November 24th, 1937 – January 3rd, 2022

Harry was born in Spokane, Washington to Sidonia (Larson) Vye and Raymond Irving Vye. He moved to Seattle with his parents, his sister, Nadine (Vye) Gladson, and his grandmother, Eugenia Vendla (Nelson) Larson, when he was four. His mother, Sidonia, lamented as a child that Harry was so tall that the Seattle Metro bus drivers questioned why he was paying youth fares. Harry went to West Seattle High School, where he made many lifelong friends and graduated in 1956.

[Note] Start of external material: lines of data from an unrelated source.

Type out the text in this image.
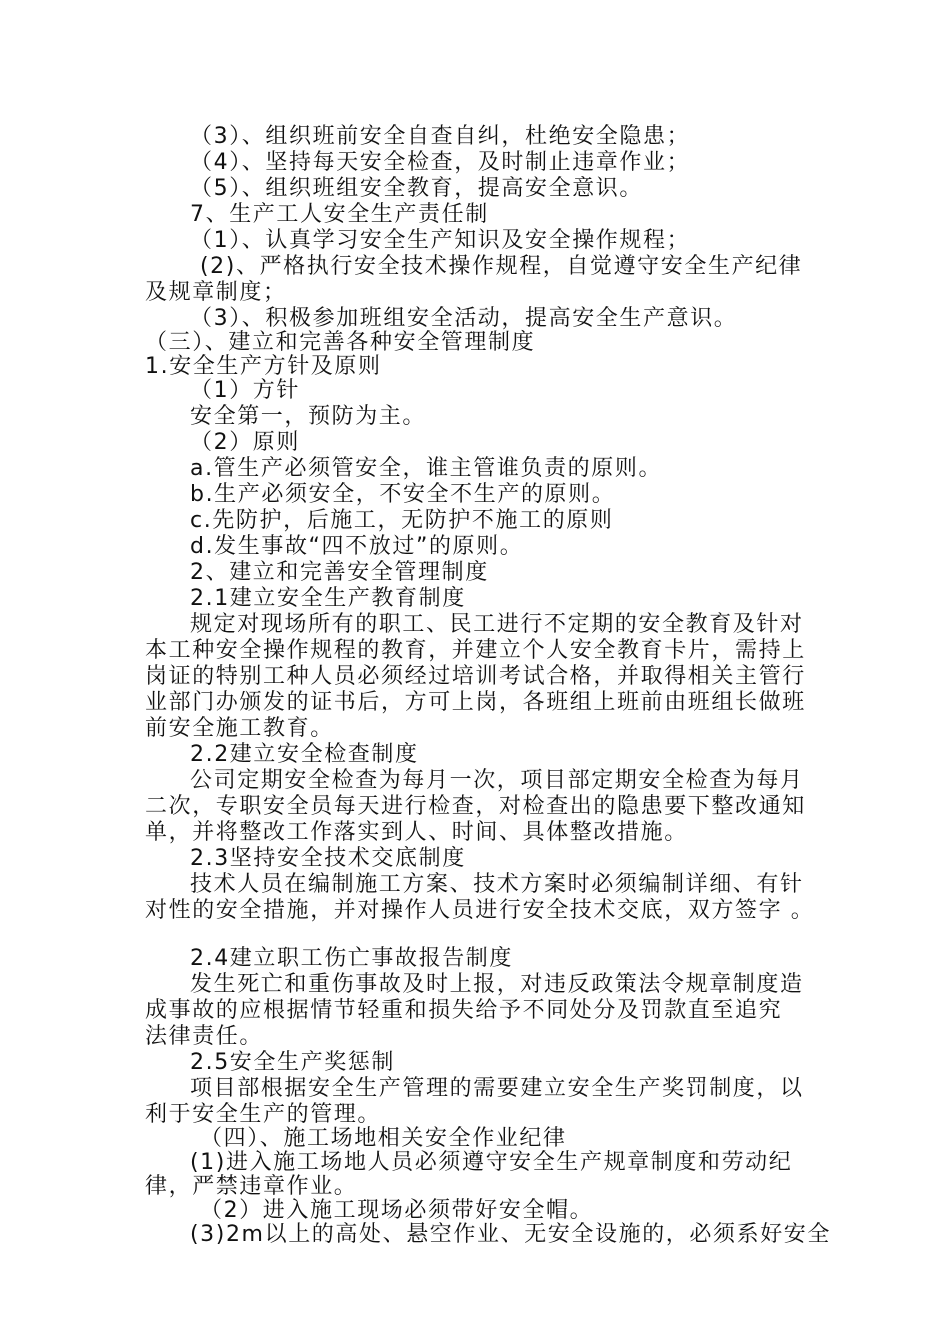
（3）、组织班前安全自查自纠，杜绝安全隐患；
（4）、坚持每天安全检查，及时制止违章作业；
（5）、组织班组安全教育，提高安全意识。
7、生产工人安全生产责任制
（1）、认真学习安全生产知识及安全操作规程；
(2)、严格执行安全技术操作规程，自觉遵守安全生产纪律
及规章制度；
（3）、积极参加班组安全活动，提高安全生产意识。
（三）、建立和完善各种安全管理制度
1.安全生产方针及原则
（1）方针
安全第一，预防为主。
（2）原则
a.管生产必须管安全，谁主管谁负责的原则。
b.生产必须安全，不安全不生产的原则。
c.先防护，后施工，无防护不施工的原则
d.发生事故“四不放过”的原则。
2、建立和完善安全管理制度
2.1建立安全生产教育制度
规定对现场所有的职工、民工进行不定期的安全教育及针对
本工种安全操作规程的教育，并建立个人安全教育卡片，需持上
岗证的特别工种人员必须经过培训考试合格，并取得相关主管行
业部门办颁发的证书后，方可上岗，各班组上班前由班组长做班
前安全施工教育。
2.2建立安全检查制度
公司定期安全检查为每月一次，项目部定期安全检查为每月
二次，专职安全员每天进行检查，对检查出的隐患要下整改通知
单，并将整改工作落实到人、时间、具体整改措施。
2.3坚持安全技术交底制度
技术人员在编制施工方案、技术方案时必须编制详细、有针
对性的安全措施，并对操作人员进行安全技术交底，双方签字 。
2.4建立职工伤亡事故报告制度
发生死亡和重伤事故及时上报，对违反政策法令规章制度造
成事故的应根据情节轻重和损失给予不同处分及罚款直至追究
法律责任。
2.5安全生产奖惩制
项目部根据安全生产管理的需要建立安全生产奖罚制度，以
利于安全生产的管理。
（四）、施工场地相关安全作业纪律
(1)进入施工场地人员必须遵守安全生产规章制度和劳动纪
律，严禁违章作业。
（2）进入施工现场必须带好安全帽。
(3)2m以上的高处、悬空作业、无安全设施的，必须系好安全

He met his wife and the love of his life, Jean (Ballou) Vye, at the University of Washington, and they married on September 22nd, 1962, and they have been married nearly sixty years. He then served in the Army with the National Security Agency “chasing Soviet Russia’s missile testing sites in central Asia” and was a veteran. Harry and Jean have three grown children, Stacey Vye (Soroush Maleki), Andrew Vye, and Kristi Vye.

Harry taught history in the Highline School District and was a career counselor at Clover Park College. A self-described lifelong learner, a Master Gardener, a hiker, in a book group for 25 years, and he was a UW alumnus and a Husky football fan with a group of school buddies that have been hanging out for 60 years to 80 years! He traveled to many parts of the world, kayaked around many regions of the Puget Sound and the Vancouver islands, loved spending time at their forest cabin, and supported the Survivor S.A.K.E. Dragon Boat Team.

A lifelong love of music brought Harry great joy, mostly Classical (J. S. Bach) and Jazz. You can catch the last show he did as a disc jockey for the legendary KRAB Radio at https://www.krabarchive.com/playlist/1984-04-08.html, and click on “Sunday Afternoon Jazz” with Harry Vye. In addition, he had an avid interest in history and politics, art and cultures of the world, nature, photography, and reading, along with his great sense of humor, which made him interesting to talk to and a great friend. Undeniably funny and boldly fearless when he wore dapper or silly hats. He was a grand addition at parties, yet spoke a few words, but had a notable impact with friends and family. We love him, and he will be dearly missed.

At the end of his life, he quoted from the movie, The Big Lebowsky, in reference to his dudish grace and gratitude:

“The Dude abides!”

If you are so inclined, remembrances can be made to The Pulmonary Fibrosis Foundation, 230 E Ohio St., Suite 500, Chicago, Ill. 60611, info@pulmonaryfibrosis.org, phone: 888 733-6741, Fax 866 587-9158 or by planting a tree, flowers, or light candles in his memory.
 

Remembering Harry Vye: We’ll gather outdoors in person for Harry’s Memorial Party when the weather is better.